Mostre
Da Venerdì 9 a Domenica 11 Settembre 2011 il Chiostro di Voltorre è divenuto sede di un evento floreale d'eccezione:
VOLTORRE ORCHIDEA '11
E' un evento la cui nascita è stata permessa dall'Alao, Associazione Lombarda Amatori Orchidee, e dalla collaborazione e finanziamento della Provincia di Varese e la Camera di Commercio, con la prospettiva di trasformare il restauro del Chiostro in un'esotica atmosfrera che solo il fascino di un fiore d'eccezione come l'orchidea sa creare e diffondere.
Hanno esposto alla manifestazione collezionisti europei, hobbisti ed esperti coltivatori di fama internazionale.
Ricordiamo:
AM Orchidee - Francia
Riboni Orchidee - Italia
Ryanne Orchidee - Francia
Amazone - Belgio
Orchideria di Morosolo - Italia
IL FASCINO ESOTICO DELLA CITTA' GIARDINO
Venite ad ammirare gli eleganti scenari esotici realizzati per la seconda volta tra gli archi del Chiostro, potrete immergervi in un mondo di forme e colori che solo le orchidee possono proporvi.

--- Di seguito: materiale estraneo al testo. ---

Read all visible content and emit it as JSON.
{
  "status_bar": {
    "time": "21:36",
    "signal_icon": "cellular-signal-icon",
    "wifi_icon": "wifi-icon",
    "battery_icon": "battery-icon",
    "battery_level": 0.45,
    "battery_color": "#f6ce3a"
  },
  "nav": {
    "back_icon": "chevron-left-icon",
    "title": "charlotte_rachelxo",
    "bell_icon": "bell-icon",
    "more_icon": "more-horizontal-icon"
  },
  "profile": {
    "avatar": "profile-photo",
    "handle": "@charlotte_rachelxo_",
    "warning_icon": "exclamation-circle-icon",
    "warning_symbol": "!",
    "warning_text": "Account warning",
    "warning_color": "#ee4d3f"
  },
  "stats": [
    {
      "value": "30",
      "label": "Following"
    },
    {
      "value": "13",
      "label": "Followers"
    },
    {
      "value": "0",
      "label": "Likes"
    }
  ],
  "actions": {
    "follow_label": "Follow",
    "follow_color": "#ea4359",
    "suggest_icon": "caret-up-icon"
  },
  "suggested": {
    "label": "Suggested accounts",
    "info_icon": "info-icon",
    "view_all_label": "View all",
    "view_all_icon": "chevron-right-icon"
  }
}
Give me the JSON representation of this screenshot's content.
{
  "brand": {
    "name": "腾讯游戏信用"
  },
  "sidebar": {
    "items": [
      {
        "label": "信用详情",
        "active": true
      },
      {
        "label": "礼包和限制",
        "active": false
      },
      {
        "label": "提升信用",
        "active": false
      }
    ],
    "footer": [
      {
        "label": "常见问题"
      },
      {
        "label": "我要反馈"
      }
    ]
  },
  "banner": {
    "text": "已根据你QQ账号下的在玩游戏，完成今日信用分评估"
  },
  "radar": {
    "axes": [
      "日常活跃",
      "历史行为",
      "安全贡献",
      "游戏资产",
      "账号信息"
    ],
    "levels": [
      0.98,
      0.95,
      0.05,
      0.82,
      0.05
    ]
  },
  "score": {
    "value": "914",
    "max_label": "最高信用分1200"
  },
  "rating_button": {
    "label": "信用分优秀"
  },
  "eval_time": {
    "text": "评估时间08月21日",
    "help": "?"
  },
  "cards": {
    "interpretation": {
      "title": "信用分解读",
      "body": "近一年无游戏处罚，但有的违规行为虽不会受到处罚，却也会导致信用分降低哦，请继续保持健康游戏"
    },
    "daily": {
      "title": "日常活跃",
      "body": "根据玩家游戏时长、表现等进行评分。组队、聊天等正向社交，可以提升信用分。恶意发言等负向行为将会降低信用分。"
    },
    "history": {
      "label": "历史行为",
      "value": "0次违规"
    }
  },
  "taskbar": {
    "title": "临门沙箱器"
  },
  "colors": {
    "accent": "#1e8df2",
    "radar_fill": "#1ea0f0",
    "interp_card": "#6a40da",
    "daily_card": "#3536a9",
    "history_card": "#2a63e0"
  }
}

Ad oggi sono considerati i fiori più eleganti e sfarzosi, largamente impiegati da stilisti e vetrinisti, per non parlare di chi a casa non rinuncia a coltivarne sempre un maggior numero di varietà.
VOLTORRE E IL CHIOSTRO
Voltorre è un piccolo paese, frazione del comune di Gavirate (provincia di Varese) da cui dista poco più di un chilometro dal centro e dalla stazione nord.
E' adagiato ai piedi del parco del Campo dei Fiori, e servito dalla strada litoranea nord che costreggia il lago di Varese.
Qui, nascosto tra le case coloniche, sorge il Chiostro, riconosciuto monumento nazionale del 1911; trattasi di un complesso edilizio formato da un chiostro vero e proprio, da una torre, dalla chiesa e dai locali che si ripetono al primo piano. Venne costruito, consultando le fonti storiche, tra il 1100 ed il 1150, con un'architettura romanica lombarda. Si possono anche notare i capitelli che richiamano gli stili classici greco, dorico, ionico, corinzio e bizantino.
I frati benedettini rimasero a Voltorre pregando, lavorando la terra, ospitando pellegrini, trascrivendo codici fino all'anno 1519, quando il Papa Leone X, previo accordo con l'ultimo Priore Alessandro Sforza, incorporava ed univa il monastero di Voltorre ai canonici lateranensi di Santa Maria della Passione di Milano, i quali abbandoneranno definitivamente il nostro chiostro nel 1798 in seguito ai decreti napoleonici di requisizione dei beni degli ordini religiosi.
Abbandonato, il Chiostro è gravemente danneggiato nel 1913 da un incendio che provoca il crollo di una parte consistente del monastero.
Il recupero venne intrapreso negli anni '30, quando una parte del Chiostro divenne proprietà del Demanio, e culminò con l'acquisizione da parte della Provincia di Varese, nel 1954, di una porzione del monumento, al quale venne aggiunta la parte demaniale negli anni '70.
Nel 1999 vengono iniziati gli ultimi restauri dei lati nord e ovest grazie all'Assessorato ai Beni Artistici e Architettonici, restauri che risultano particolarmente importanti perché ridonano al monastero il suo aspetto originario.
Al giorno d'oggi il Chiostro è completamente restaurato e visitabile ed è divenuto un'importante sede espositiva.